Even with the advent of automated manufacturing, it's safe to say that this country relies on its skilled craftsmen today as much as it did 50, or even 70 years ago, at the end of the Second World War. In the last five decades, the population of the UK has increased by almost 20%, yet recent research has shown that the level of participation in craft based subjects in our country's schools is falling fast, with no evidence of abatement.

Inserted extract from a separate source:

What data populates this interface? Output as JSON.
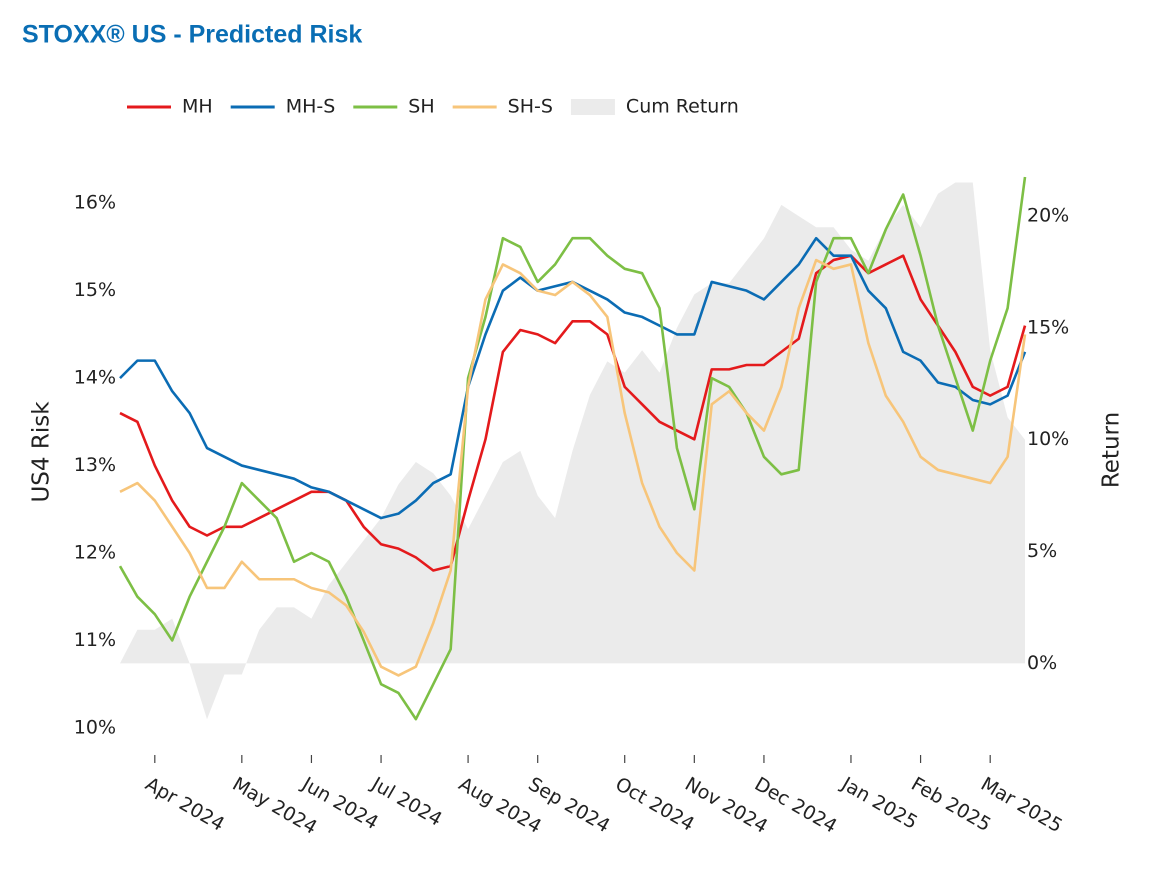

As of 2014, participation in craft-based GSCE studies had fallen 25% in just five years. The knock-on effect of this worrying statistic is that numbers enrolling in associated higher education studies, such as engineering degrees, has halved. The fact that craft skills, such as specialist welding, contribute many billions annually to the economy, has brought the British Craft Council to announce that these core industrial subjects should be placed back at the heart of British education. In 2013, the British government recognised this skills shortage, along with its possible implications, and pumped millions into welding education in an attempt to rectify the issue. However, it will take further action to pull this situation back around and avert an industry crisis.
Without specifically targeting the usefulness of some teaching strategies within the British education system, which subjects or agendas have pulled our children away from their vocational studies? The obvious answers may be perched upon the tips of your tongues, but why is it that welding tools have been effectively downed by the younger generation? Is it not still a fact that young people thrive on hobbies, and the thrill of creating something they can hold?
The engineering industry contributes an estimated £280 billion to the UK economy each year [source: Telegraph], and with welding being an essential link in this huge economic chain, steps need to be taken now to avert a future crisis. If things stay as they are, we could be looking at losing much of our valuable industry to foreign investors, as well as forfeiting our long-held status as a great, pioneering engineering nation.